Profit fell 30% from the base period or 8% after adjustments, state news wire MTI reports.

From Q1 2024, OTP started taking out only the effect of goodwill impairments and acquisitions from the P+L hierarchy and showing them at consolidated level as adjustment items, while booking all other previous adjustment items at the particular geographies or business segments where they arose.

Net interest income climbed 30% to HUF 442.3 bln. Net revenue from commissions and fees increased 18% to HUF 138.7 bln.

Total risk costs came to HUF 46.1 bln, a multiple of the HUF 12.6 bln in the base period.

Earnings per share, from adjusted after-tax profit, came to HUF 1,009.

OTP noted that its Hungarian business had booked the HUF 30.2 bln full-year gross amount for the bank levy and the windfall profit tax in Q1. However, reductions in the first half related to an increase in its holdings of government securities came to HUF 3.2 bln.

All of OTP’s foreign banks were profitable in Q2. Foreign units’ contribution to profit reached 69%.

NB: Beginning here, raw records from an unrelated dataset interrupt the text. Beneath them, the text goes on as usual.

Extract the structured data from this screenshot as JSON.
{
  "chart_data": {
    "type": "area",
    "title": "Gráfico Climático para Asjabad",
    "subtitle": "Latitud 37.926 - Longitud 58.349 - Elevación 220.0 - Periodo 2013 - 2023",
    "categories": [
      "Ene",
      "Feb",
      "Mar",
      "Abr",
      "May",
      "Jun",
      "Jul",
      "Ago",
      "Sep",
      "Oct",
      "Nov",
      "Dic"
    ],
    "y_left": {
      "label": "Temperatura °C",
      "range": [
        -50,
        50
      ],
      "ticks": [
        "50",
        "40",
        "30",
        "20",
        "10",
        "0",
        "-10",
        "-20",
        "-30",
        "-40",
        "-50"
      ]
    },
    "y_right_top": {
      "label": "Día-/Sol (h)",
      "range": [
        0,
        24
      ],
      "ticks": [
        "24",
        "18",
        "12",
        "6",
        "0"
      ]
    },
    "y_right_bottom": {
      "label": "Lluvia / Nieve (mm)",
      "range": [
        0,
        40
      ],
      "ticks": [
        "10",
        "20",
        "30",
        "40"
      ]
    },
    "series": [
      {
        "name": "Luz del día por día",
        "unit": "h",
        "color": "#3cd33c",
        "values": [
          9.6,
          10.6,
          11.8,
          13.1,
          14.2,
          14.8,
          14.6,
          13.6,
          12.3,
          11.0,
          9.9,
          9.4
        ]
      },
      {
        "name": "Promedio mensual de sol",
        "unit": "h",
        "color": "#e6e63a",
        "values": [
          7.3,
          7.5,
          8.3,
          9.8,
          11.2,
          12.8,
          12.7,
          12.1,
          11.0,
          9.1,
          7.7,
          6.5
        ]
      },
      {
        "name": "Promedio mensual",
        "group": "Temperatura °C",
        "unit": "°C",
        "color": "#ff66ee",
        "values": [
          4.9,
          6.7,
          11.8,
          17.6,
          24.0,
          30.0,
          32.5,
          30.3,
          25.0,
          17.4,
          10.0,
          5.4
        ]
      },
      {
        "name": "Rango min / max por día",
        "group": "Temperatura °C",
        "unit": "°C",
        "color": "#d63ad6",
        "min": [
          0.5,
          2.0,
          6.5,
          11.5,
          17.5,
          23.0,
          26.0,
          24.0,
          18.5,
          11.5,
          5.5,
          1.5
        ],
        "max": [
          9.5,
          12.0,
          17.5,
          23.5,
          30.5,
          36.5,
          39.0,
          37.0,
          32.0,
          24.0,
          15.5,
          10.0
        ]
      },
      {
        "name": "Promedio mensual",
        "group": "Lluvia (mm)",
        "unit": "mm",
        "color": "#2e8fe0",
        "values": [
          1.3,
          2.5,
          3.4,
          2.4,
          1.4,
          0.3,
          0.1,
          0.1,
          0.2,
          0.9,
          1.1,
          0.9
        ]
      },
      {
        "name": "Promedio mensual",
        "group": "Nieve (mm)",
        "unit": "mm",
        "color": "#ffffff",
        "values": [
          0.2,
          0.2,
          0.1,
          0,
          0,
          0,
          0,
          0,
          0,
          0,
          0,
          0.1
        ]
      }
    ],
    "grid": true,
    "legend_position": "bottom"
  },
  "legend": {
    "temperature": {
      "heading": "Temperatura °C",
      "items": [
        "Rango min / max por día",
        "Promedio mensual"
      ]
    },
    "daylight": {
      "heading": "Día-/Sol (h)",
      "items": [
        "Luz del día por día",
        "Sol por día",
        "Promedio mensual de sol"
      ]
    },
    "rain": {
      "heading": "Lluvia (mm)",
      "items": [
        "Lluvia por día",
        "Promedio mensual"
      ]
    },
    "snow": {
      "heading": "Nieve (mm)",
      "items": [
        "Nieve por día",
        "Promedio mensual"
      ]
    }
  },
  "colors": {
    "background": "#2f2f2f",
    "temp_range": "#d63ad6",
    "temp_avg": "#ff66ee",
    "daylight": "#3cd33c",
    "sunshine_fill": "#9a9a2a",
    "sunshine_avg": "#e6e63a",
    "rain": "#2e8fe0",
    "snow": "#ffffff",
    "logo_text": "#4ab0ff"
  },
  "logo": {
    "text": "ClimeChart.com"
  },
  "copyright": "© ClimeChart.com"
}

In a disclaimer regarding war-related risks, OTP said the precise consequences of the war in Ukraine and international sanctions were difficult to estimate at present, adding that it “continues to monitor the situation closely”.

OTP had total assets of HUF 42.524 tln at the end of June, up 15% from twelve months earlier. Gross client loans increased 6% to HUF 24.015 tln. Stock of client deposits climbed 10% to HUF 31.037 tln.